Dopée par un «excellent» début d'année, la prestigieuse maison Hermès, au centre des appétits du géant mondial du luxe LVMH, prévoit désormais des ventes records en 2011, même si le renchérissement des cours des matières premières et des stocks bas devraient limiter sa croissance.

Le fabricant des célèbres carrés en soie a annoncé mardi une hausse plus forte qu'attendu de ses ventes (+22%) à 1,30 milliard d'euros au premier semestre, tirées par les États-Unis et la Chine où la croissance a dépassé les 30%.

«Les progressions sont exceptionnelles compte tenu des bases de comparaison déjà élevées», ont remarqué les analystes de Raymond James Euro Equities dans une note.

Symboles de cette santé «insolente», la France et l'Europe, un marché mature qui représente 37% de ses revenus, affichent une croissance de 20%. Et les ventes ont repris au Japon - 16% du chiffre d'affaires - secoué pourtant en mars par un séisme et une catastrophe nucléaire. La maison du 24 faubourg Saint-Honoré y a même ouvert une nouvelle succursale.

«C'est un très bon signe de la vitalité de notre modèle économique», a commenté auprès de l'AFP Patrick Thomas, le gérant du sellier. Fidélité au passé et créativité ou innovation, résume-t-il.

Sans aller jusqu'à prononcer la fin du «bling-bling», M. Thomas estime que la crise a poussé le client du luxe à rechercher la qualité et l'authenticité de l'objet. Selon une étude du cabinet Bain & Company, le marché mondial du luxe devrait croître de 8% en 2011, tiré par l'appétit de la Chine pour les grandes griffes.

A la Bourse de Paris, l'action Hermès prenait 0,35% à 221,45 euros dans un marché en hausse.

Fort de ses «excellents» résultats, la vénérable maison a relevé ses prévisions de croissance annuelle de ses revenus. Elle table désormais sur une hausse de ses ventes en 2011 dans une fourchette comprise entre 12 et 14%, contre 8 et 10% précédemment.

Concrètement, les ventes du groupe vont s'élever entre 2,4 et 2,75 milliards d'euros en 2011, soit mieux que le niveau historique des 2,4 milliards établi en 2010.

La rentabilité du fabricant du sac de voyage mythique pour dames «Kelly» devrait «être proche du niveau historique atteint en 2010», a-t-il fait savoir. La marge opérationnelle courante avait atteint un niveau record à 27,8% l'an dernier.

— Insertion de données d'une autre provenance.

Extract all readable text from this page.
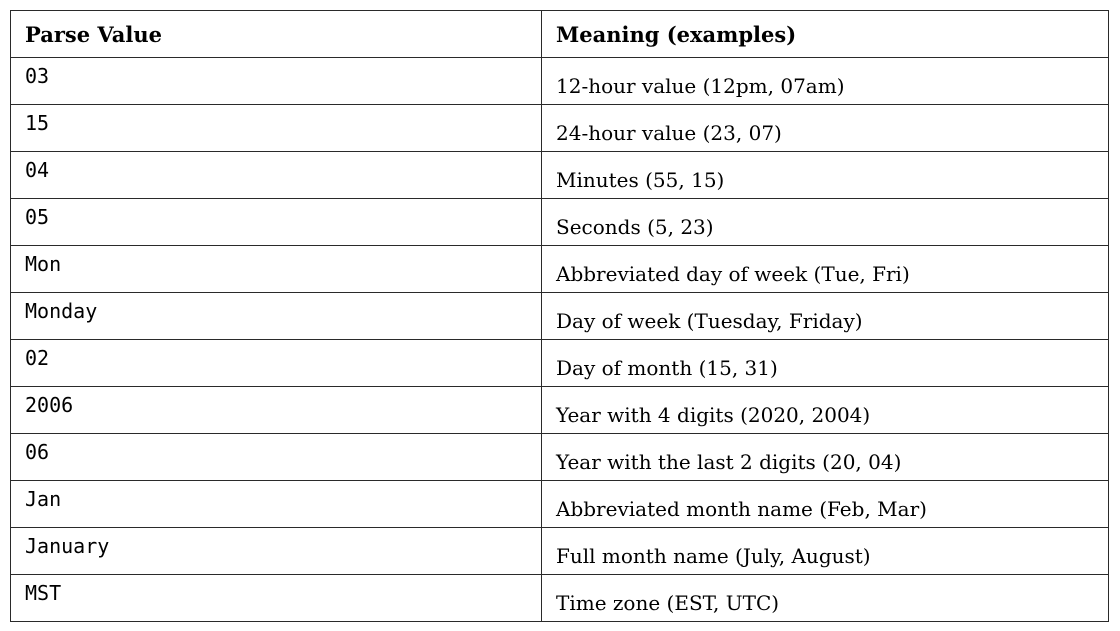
Parse Value	Meaning (examples)
03	12-hour value (12pm, 07am)
15	24-hour value (23, 07)
04	Minutes (55, 15)
05	Seconds (5, 23)
Mon	Abbreviated day of week (Tue, Fri)
Monday	Day of week (Tuesday, Friday)
02	Day of month (15, 31)
2006	Year with 4 digits (2020, 2004)
06	Year with the last 2 digits (20, 04)
Jan	Abbreviated month name (Feb, Mar)
January	Full month name (July, August)
MST	Time zone (EST, UTC)
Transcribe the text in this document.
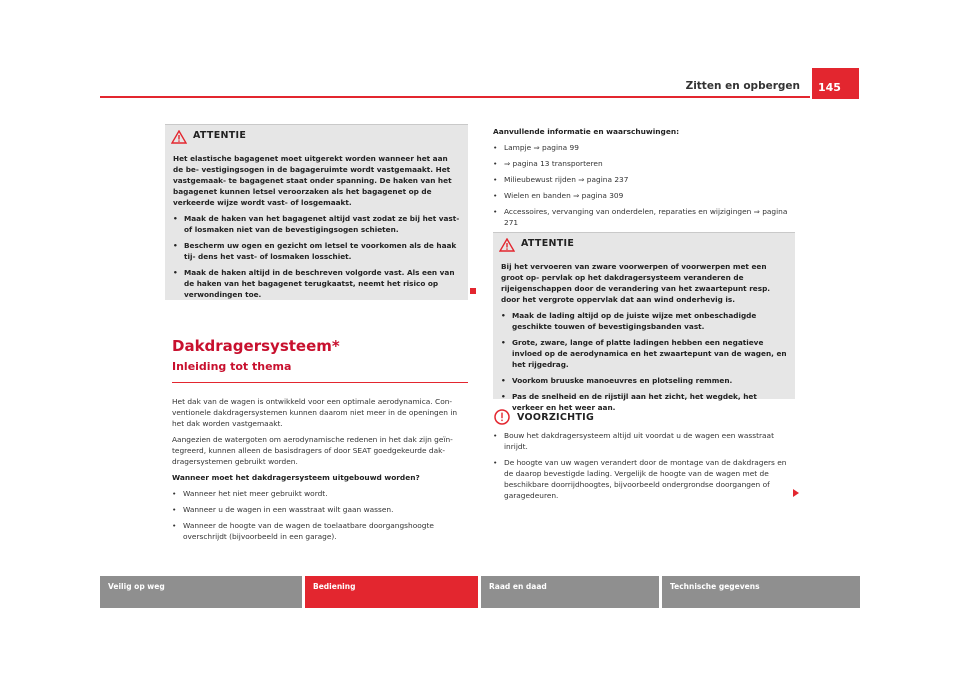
Zitten en opbergen	145
ATTENTIE

Het elastische bagagenet moet uitgerekt worden wanneer het aan de be- vestigingsogen in de bagageruimte wordt vastgemaakt. Het vastgemaak- te bagagenet staat onder spanning. De haken van het bagagenet kunnen letsel veroorzaken als het bagagenet op de verkeerde wijze wordt vast- of losgemaakt.

• Maak de haken van het bagagenet altijd vast zodat ze bij het vast- of losmaken niet van de bevestigingsogen schieten.

• Bescherm uw ogen en gezicht om letsel te voorkomen als de haak tij- dens het vast- of losmaken losschiet.

• Maak de haken altijd in de beschreven volgorde vast. Als een van de haken van het bagagenet terugkaatst, neemt het risico op verwondingen toe.

Dakdragersysteem*
Inleiding tot thema

Het dak van de wagen is ontwikkeld voor een optimale aerodynamica. Con- ventionele dakdragersystemen kunnen daarom niet meer in de openingen in het dak worden vastgemaakt.

Aangezien de watergoten om aerodynamische redenen in het dak zijn geïn- tegreerd, kunnen alleen de basisdragers of door SEAT goedgekeurde dak- dragersystemen gebruikt worden.

Wanneer moet het dakdragersysteem uitgebouwd worden?

• Wanneer het niet meer gebruikt wordt.

• Wanneer u de wagen in een wasstraat wilt gaan wassen.

• Wanneer de hoogte van de wagen de toelaatbare doorgangshoogte overschrijdt (bijvoorbeeld in een garage).

Aanvullende informatie en waarschuwingen:

• Lampje ⇒ pagina 99

• ⇒ pagina 13 transporteren

• Milieubewust rijden ⇒ pagina 237

• Wielen en banden ⇒ pagina 309

• Accessoires, vervanging van onderdelen, reparaties en wijzigingen ⇒ pagina 271

ATTENTIE

Bij het vervoeren van zware voorwerpen of voorwerpen met een groot op- pervlak op het dakdragersysteem veranderen de rijeigenschappen door de verandering van het zwaartepunt resp. door het vergrote oppervlak dat aan wind onderhevig is.

• Maak de lading altijd op de juiste wijze met onbeschadigde geschikte touwen of bevestigingsbanden vast.

• Grote, zware, lange of platte ladingen hebben een negatieve invloed op de aerodynamica en het zwaartepunt van de wagen, en het rijgedrag.

• Voorkom bruuske manoeuvres en plotseling remmen.

• Pas de snelheid en de rijstijl aan het zicht, het wegdek, het verkeer en het weer aan.

VOORZICHTIG

• Bouw het dakdragersysteem altijd uit voordat u de wagen een wasstraat inrijdt.

• De hoogte van uw wagen verandert door de montage van de dakdragers en de daarop bevestigde lading. Vergelijk de hoogte van de wagen met de beschikbare doorrijdhoogtes, bijvoorbeeld ondergrondse doorgangen of garagedeuren.

Veilig op weg	Bediening	Raad en daad	Technische gegevens
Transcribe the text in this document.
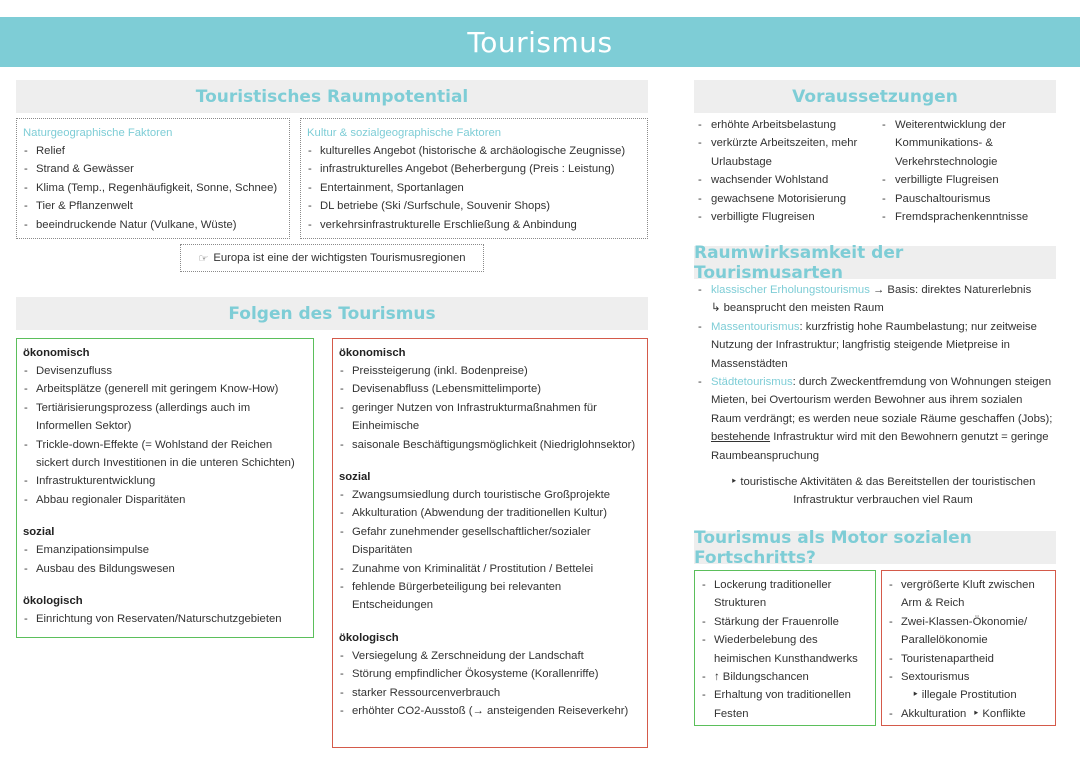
Tourismus
Touristisches Raumpotential
Naturgeographische Faktoren
- Relief
- Strand & Gewässer
- Klima (Temp., Regenhäufigkeit, Sonne, Schnee)
- Tier & Pflanzenwelt
- beeindruckende Natur (Vulkane, Wüste)
Kultur & sozialgeographische Faktoren
- kulturelles Angebot (historische & archäologische Zeugnisse)
- infrastrukturelles Angebot (Beherbergung (Preis : Leistung)
- Entertainment, Sportanlagen
- DL betriebe (Ski /Surfschule, Souvenir Shops)
- verkehrsinfrastrukturelle Erschließung & Anbindung
☞ Europa ist eine der wichtigsten Tourismusregionen
Folgen des Tourismus
ökonomisch
- Devisenzufluss
- Arbeitsplätze (generell mit geringem Know-How)
- Tertiärisierungsprozess (allerdings auch im Informellen Sektor)
- Trickle-down-Effekte (= Wohlstand der Reichen sickert durch Investitionen in die unteren Schichten)
- Infrastrukturentwicklung
- Abbau regionaler Disparitäten
sozial
- Emanzipationsimpulse
- Ausbau des Bildungswesen
ökologisch
- Einrichtung von Reservaten/Naturschutzgebieten
ökonomisch
- Preissteigerung (inkl. Bodenpreise)
- Devisenabfluss (Lebensmittelimporte)
- geringer Nutzen von Infrastrukturmaßnahmen für Einheimische
- saisonale Beschäftigungsmöglichkeit (Niedriglohnsektor)
sozial
- Zwangsumsiedlung durch touristische Großprojekte
- Akkulturation (Abwendung der traditionellen Kultur)
- Gefahr zunehmender gesellschaftlicher/sozialer Disparitäten
- Zunahme von Kriminalität / Prostitution / Bettelei
- fehlende Bürgerbeteiligung bei relevanten Entscheidungen
ökologisch
- Versiegelung & Zerschneidung der Landschaft
- Störung empfindlicher Ökosysteme (Korallenriffe)
- starker Ressourcenverbrauch
- erhöhter CO2-Ausstoß (→ ansteigenden Reiseverkehr)
Voraussetzungen
- erhöhte Arbeitsbelastung
- verkürzte Arbeitszeiten, mehr Urlaubstage
- wachsender Wohlstand
- gewachsene Motorisierung
- verbilligte Flugreisen
- Weiterentwicklung der Kommunikations- & Verkehrstechnologie
- verbilligte Flugreisen
- Pauschaltourismus
- Fremdsprachenkenntnisse
Raumwirksamkeit der Tourismusarten
- klassischer Erholungstourismus → Basis: direktes Naturerlebnis
↳ beansprucht den meisten Raum
- Massentourismus: kurzfristig hohe Raumbelastung; nur zeitweise Nutzung der Infrastruktur; langfristig steigende Mietpreise in Massenstädten
- Städtetourismus: durch Zweckentfremdung von Wohnungen steigen Mieten, bei Overtourism werden Bewohner aus ihrem sozialen Raum verdrängt; es werden neue soziale Räume geschaffen (Jobs); bestehende Infrastruktur wird mit den Bewohnern genutzt = geringe Raumbeanspruchung
‣ touristische Aktivitäten & das Bereitstellen der touristischen Infrastruktur verbrauchen viel Raum
Tourismus als Motor sozialen Fortschritts?
- Lockerung traditioneller Strukturen
- Stärkung der Frauenrolle
- Wiederbelebung des heimischen Kunsthandwerks
- ↑ Bildungschancen
- Erhaltung von traditionellen Festen
- vergrößerte Kluft zwischen Arm & Reich
- Zwei-Klassen-Ökonomie/ Parallelökonomie
- Touristenapartheid
- Sextourismus
‣ illegale Prostitution
- Akkulturation  ‣ Konflikte
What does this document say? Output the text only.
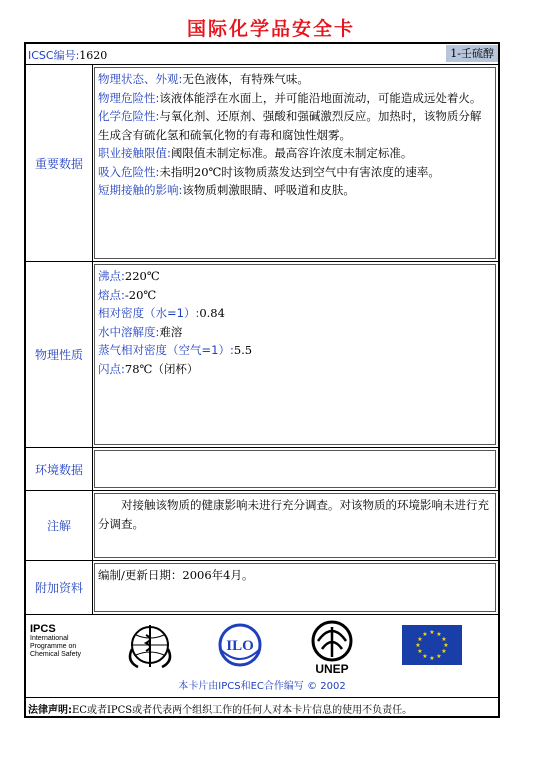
国际化学品安全卡
ICSC编号:1620	1-壬硫醇
重要数据
物理状态、外观:无色液体，有特殊气味。
物理危险性:该液体能浮在水面上，并可能沿地面流动，可能造成远处着火。
化学危险性:与氧化剂、还原剂、强酸和强碱激烈反应。加热时，该物质分解生成含有硫化氢和硫氧化物的有毒和腐蚀性烟雾。
职业接触限值:阈限值未制定标准。最高容许浓度未制定标准。
吸入危险性:未指明20℃时该物质蒸发达到空气中有害浓度的速率。
短期接触的影响:该物质刺激眼睛、呼吸道和皮肤。
物理性质
沸点:220℃
熔点:-20℃
相对密度（水=1）:0.84
水中溶解度:难溶
蒸气相对密度（空气=1）:5.5
闪点:78℃（闭杯）
环境数据
注解
对接触该物质的健康影响未进行充分调查。对该物质的环境影响未进行充分调查。
附加资料
编制/更新日期：2006年4月。
IPCS
International
Programme on
Chemical Safety
ILO
UNEP
★ ★
★
★
★
★
★
★
★
★
★
★
本卡片由IPCS和EC合作编写 © 2002
法律声明:EC或者IPCS或者代表两个组织工作的任何人对本卡片信息的使用不负责任。
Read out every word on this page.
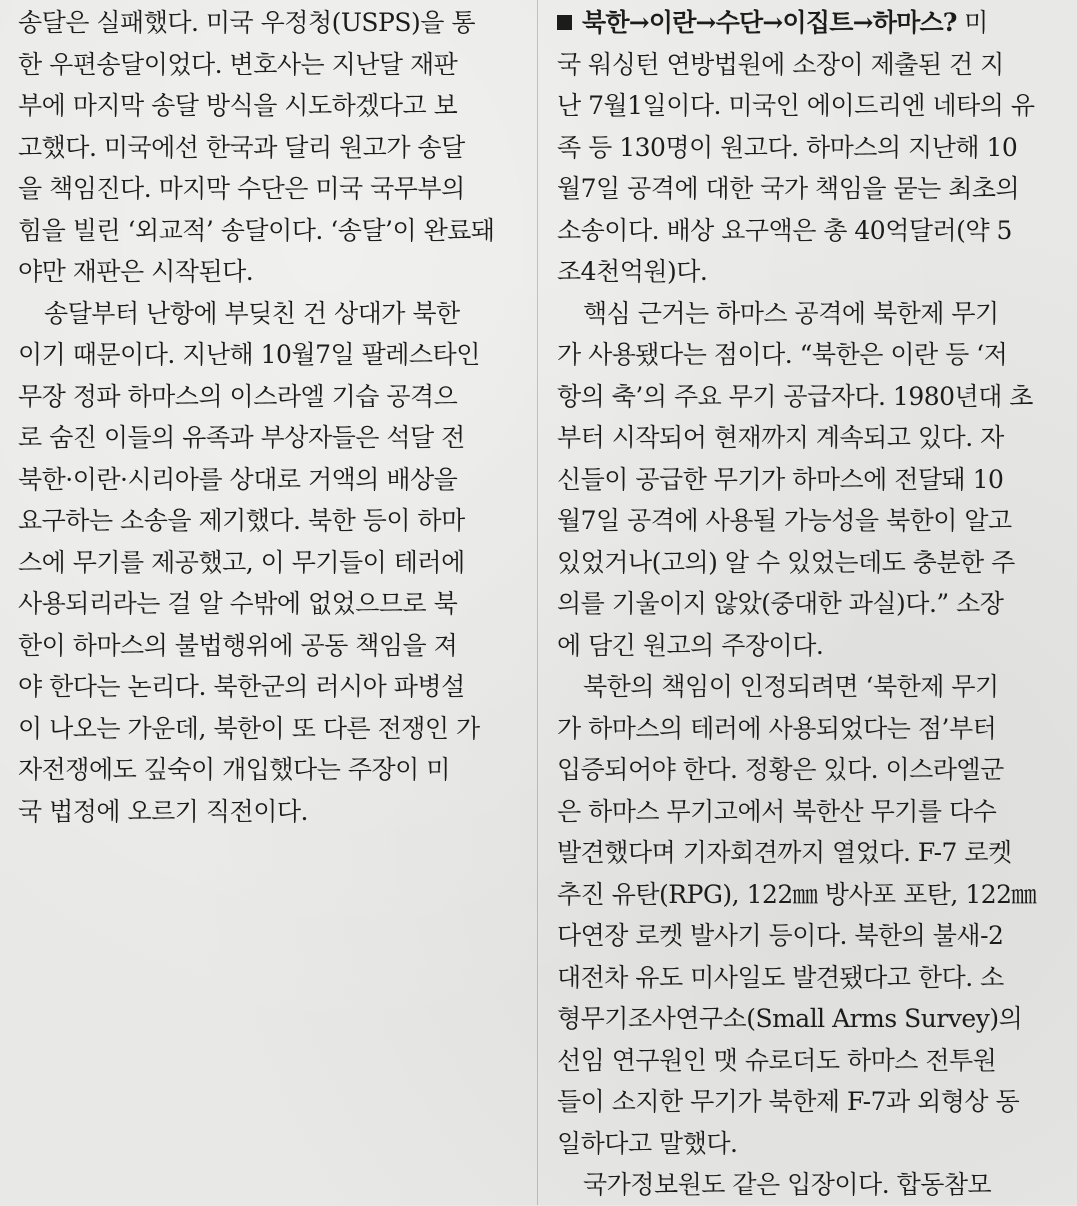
송달은 실패했다. 미국 우정청(USPS)을 통
한 우편송달이었다. 변호사는 지난달 재판
부에 마지막 송달 방식을 시도하겠다고 보
고했다. 미국에선 한국과 달리 원고가 송달
을 책임진다. 마지막 수단은 미국 국무부의
힘을 빌린 ‘외교적’ 송달이다. ‘송달’이 완료돼
야만 재판은 시작된다.
송달부터 난항에 부딪친 건 상대가 북한
이기 때문이다. 지난해 10월7일 팔레스타인
무장 정파 하마스의 이스라엘 기습 공격으
로 숨진 이들의 유족과 부상자들은 석달 전
북한·이란·시리아를 상대로 거액의 배상을
요구하는 소송을 제기했다. 북한 등이 하마
스에 무기를 제공했고, 이 무기들이 테러에
사용되리라는 걸 알 수밖에 없었으므로 북
한이 하마스의 불법행위에 공동 책임을 져
야 한다는 논리다. 북한군의 러시아 파병설
이 나오는 가운데, 북한이 또 다른 전쟁인 가
자전쟁에도 깊숙이 개입했다는 주장이 미
국 법정에 오르기 직전이다.
북한→이란→수단→이집트→하마스? 미
국 워싱턴 연방법원에 소장이 제출된 건 지
난 7월1일이다. 미국인 에이드리엔 네타의 유
족 등 130명이 원고다. 하마스의 지난해 10
월7일 공격에 대한 국가 책임을 묻는 최초의
소송이다. 배상 요구액은 총 40억달러(약 5
조4천억원)다.
핵심 근거는 하마스 공격에 북한제 무기
가 사용됐다는 점이다. “북한은 이란 등 ‘저
항의 축’의 주요 무기 공급자다. 1980년대 초
부터 시작되어 현재까지 계속되고 있다. 자
신들이 공급한 무기가 하마스에 전달돼 10
월7일 공격에 사용될 가능성을 북한이 알고
있었거나(고의) 알 수 있었는데도 충분한 주
의를 기울이지 않았(중대한 과실)다.” 소장
에 담긴 원고의 주장이다.
북한의 책임이 인정되려면 ‘북한제 무기
가 하마스의 테러에 사용되었다는 점’부터
입증되어야 한다. 정황은 있다. 이스라엘군
은 하마스 무기고에서 북한산 무기를 다수
발견했다며 기자회견까지 열었다. F-7 로켓
추진 유탄(RPG), 122㎜ 방사포 포탄, 122㎜
다연장 로켓 발사기 등이다. 북한의 불새-2
대전차 유도 미사일도 발견됐다고 한다. 소
형무기조사연구소(Small Arms Survey)의
선임 연구원인 맷 슈로더도 하마스 전투원
들이 소지한 무기가 북한제 F-7과 외형상 동
일하다고 말했다.
국가정보원도 같은 입장이다. 합동참모
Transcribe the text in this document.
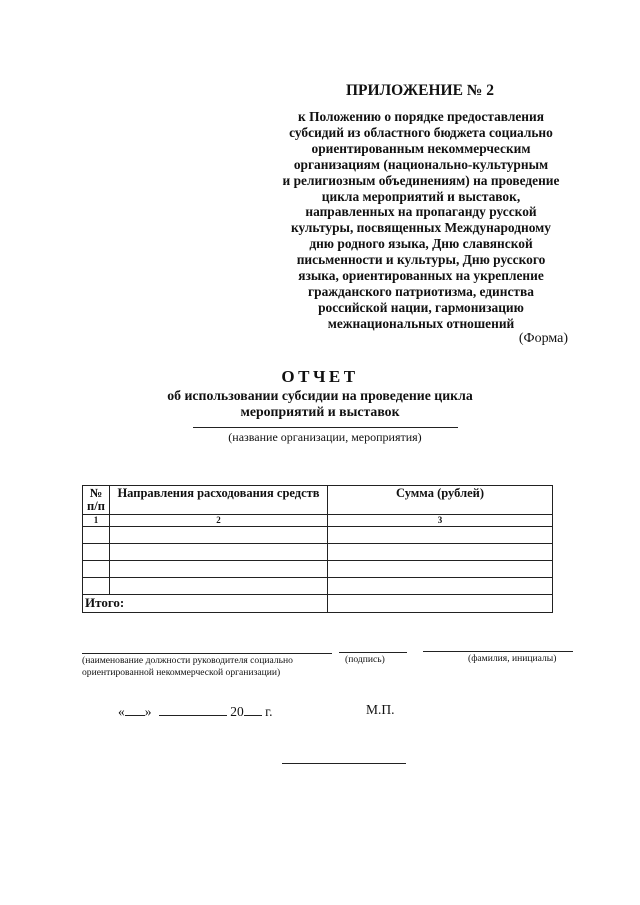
ПРИЛОЖЕНИЕ № 2
к Положению о порядке предоставления
субсидий из областного бюджета социально
ориентированным некоммерческим
организациям (национально-культурным
и религиозным объединениям) на проведение
цикла мероприятий и выставок,
направленных на пропаганду русской
культуры, посвященных Международному
дню родного языка, Дню славянской
письменности и культуры, Дню русского
языка, ориентированных на укрепление
гражданского патриотизма, единства
российской нации, гармонизацию
межнациональных отношений
(Форма)
ОТЧЕТ
об использовании субсидии на проведение цикла
мероприятий и выставок
(название организации, мероприятия)
№ п/п	Направления расходования средств	Сумма (рублей)
1	2	3

Итого:		
(наименование должности руководителя социально
ориентированной некоммерческой организации)
(подпись)	(фамилия, инициалы)
« »	20 г.	М.П.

«Compte tenu de la croissance soutenue des ventes, en particulier dans les activités et les régions les plus rentables, nous pensons que cette +guidance+ (prévision) reste prudente», regrettent les analystes du courtier Aurel.

«Nous sommes prudents (parce qu') il peut y avoir une crise dans les économies émergentes», explique Patrick Thomas.

Il faut dire que le taux de croissance en 2011 devrait être inférieur à celui de 2010, en raison des capacités de fabrication du sellier qui sont limitées et de ses stocks qui sont bas actuellement, indique le groupe.

En outre, le prix des matières premières comme la soie, le cuir, l'argent ou encore l'or s'est fortement renchéri, poussé par une forte demande dans les pays émergents, dont les économies sont en plein boom. L'once d'or a dépassé lundi pour la première fois le seuil de 1.600 dollars.

«L'accumulation de tous ces facteurs va limiter la croissance dans la deuxième moitié de l'année», prévient Patrick Thomas, ajoutant que la guerre déclarée entre les héritiers du fondateur Thierry Hermès et le numéro un mondial du luxe LVMH (Vuitton, Givenchy, Moët&Chandon etc) «n'affecteront pas les affaires».

LVMH et Hermès s'affrontent depuis cet automne après que le premier a annoncé à la surprise générale être entré à hauteur de 17,1% dans le capital du second avant de porter sa participation à 20,21% fin décembre, contre 72% à la famille.

Les deux adversaires n'en ont pas fini d'en découdre, à commencer le 15 septembre à l'occasion d'une décision très attendue de la Cour d'appel de Paris sur la validité du rempart élaboré par la famille Hermès pour empêcher toute mainmise de LVMH.

La famille Hermès, qui a racheté pour 100 millions d'euros de ses actions (0,5% du capital) entre juin et début juillet sur les marchés pour les distribuer à ses employés, se dit «confiante».